KedaiPena.Com – Masalah Freeport adalah masalah sistemik. Masalah ini juga klasik lantaran sudah begitu lama dianggap merugikan bangsa. Tercatat, Freeport menandatangani ekplorasi dan eksploitasi tambang di Papua sejak 7 Maret 1967.
“Kontrak Freeport ditandatangani pada rezim Orba, sudah puuhan tahun. Tapi keuntungan bagi bangsa kita, tidak memberikan pengaruh signifikan, baik bagi Indonesia secara umum dan Papua secara khusus,” kata Presidium Solidaritas Untuk Pergerakan Aktivis Indonesia (Suropati) di sela diskusi ‘Ngopi Senja’ di Pamulang, Tangsel, Sabtu (20/2).
Faktanya, tambah Adit, Papua sampai saat ini masih tertinggal. Padahal di perut bumi Cenderawasih terkandung emas tembaga dan barang tambang lain yang begitu besar. Cukup untuk memakmurkan rakyat di ujung timur Indonesia itu.
“Freeport menjadi besar, tapi Indonesia tidak dapat untung besar. Kita dapat 1 persen untuk emas dan 1,5 persen untuk tembaga. Dan kalau kontrak Freport dihentikan pada tahun 2021, ini peluang bagi kita untuk mengelola SDA kita sendiri,” dia melanjutkan.
Adit kemudian menambahkan, masalah Freeport menjadi strategis ketimbang hal lain. Karena, sebelumnya, Indonesia berhasil memerdekakan diri. Namun saat ini, penjajahan gaya VOC masih ada.
“Kalau dulu VOC mengekploitasi kekayaan alam kita melalui rempah, pasca merdeka VOC gaya baru belum juga hilang. Freeport puluhan tahun di Indonesia merampok hasil tambang kita,” sambung dia lagi.
“Saya tegaskan kita dulu mampu menghentikan penjajahan Belanda, Jepang dan lain.
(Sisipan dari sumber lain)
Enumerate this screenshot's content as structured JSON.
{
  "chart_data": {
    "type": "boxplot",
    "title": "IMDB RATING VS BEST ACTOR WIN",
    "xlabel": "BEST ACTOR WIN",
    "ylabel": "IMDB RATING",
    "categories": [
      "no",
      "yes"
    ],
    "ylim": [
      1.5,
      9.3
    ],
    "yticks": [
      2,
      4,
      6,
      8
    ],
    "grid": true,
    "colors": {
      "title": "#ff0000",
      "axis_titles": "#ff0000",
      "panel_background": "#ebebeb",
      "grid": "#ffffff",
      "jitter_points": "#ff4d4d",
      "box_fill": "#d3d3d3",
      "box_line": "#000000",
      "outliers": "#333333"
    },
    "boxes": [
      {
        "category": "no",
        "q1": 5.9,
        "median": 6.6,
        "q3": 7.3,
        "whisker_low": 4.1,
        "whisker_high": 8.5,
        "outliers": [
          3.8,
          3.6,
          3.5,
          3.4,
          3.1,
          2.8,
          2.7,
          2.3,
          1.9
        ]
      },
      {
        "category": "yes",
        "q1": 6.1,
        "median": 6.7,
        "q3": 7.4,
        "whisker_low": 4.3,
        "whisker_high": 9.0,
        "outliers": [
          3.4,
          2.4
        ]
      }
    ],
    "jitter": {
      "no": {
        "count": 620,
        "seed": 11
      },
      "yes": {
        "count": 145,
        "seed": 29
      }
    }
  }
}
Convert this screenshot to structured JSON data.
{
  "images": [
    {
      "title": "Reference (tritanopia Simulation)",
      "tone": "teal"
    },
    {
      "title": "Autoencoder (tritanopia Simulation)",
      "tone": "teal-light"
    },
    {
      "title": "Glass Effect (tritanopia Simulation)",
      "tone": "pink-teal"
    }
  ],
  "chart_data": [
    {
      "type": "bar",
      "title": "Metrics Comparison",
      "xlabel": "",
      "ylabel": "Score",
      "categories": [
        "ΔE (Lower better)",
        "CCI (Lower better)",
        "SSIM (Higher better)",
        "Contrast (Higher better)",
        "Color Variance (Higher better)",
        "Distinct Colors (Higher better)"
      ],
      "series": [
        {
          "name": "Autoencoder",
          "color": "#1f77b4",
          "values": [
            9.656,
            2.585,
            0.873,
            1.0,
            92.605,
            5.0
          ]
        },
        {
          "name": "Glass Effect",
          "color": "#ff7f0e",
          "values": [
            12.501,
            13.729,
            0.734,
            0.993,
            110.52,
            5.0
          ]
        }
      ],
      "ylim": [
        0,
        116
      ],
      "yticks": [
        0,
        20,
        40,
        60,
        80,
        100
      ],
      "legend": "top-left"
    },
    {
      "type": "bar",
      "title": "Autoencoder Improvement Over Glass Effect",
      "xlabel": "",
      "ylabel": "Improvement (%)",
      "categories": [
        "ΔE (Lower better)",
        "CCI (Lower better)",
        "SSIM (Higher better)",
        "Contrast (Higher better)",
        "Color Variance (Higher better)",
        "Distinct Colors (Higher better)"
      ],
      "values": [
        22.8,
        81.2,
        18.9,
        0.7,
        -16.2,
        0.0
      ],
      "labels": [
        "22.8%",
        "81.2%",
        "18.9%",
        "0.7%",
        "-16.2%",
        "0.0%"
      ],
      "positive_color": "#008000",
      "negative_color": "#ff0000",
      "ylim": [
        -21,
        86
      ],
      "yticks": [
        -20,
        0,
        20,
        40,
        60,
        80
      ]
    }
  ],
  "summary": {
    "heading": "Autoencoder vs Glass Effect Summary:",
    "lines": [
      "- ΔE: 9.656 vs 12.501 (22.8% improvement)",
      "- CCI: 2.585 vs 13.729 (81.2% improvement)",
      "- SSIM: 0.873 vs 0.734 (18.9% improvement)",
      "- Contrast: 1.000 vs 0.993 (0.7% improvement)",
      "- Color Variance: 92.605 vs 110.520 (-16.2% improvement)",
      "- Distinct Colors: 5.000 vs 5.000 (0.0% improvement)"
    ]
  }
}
Sekarang pun kita bisa lakukan itu, pada tahun 2021 nanti, kontrak Freeport tidak usah kita perpanjang, gak usah ada opsi saham beli saham, nasionalisasi,” imbuhnya.
Ia pun meminta Presiden Joko Widodo untuk segera memecar menteri-menteri pro perpanjangan kontrak Freeport model Menteri ESDM Sudirman Said. Sebab, orang seperti itu adalah representasi pengkhianat Pancasila yang gagal membuat bangsa Indonesia berdikari di bidang ekonomi.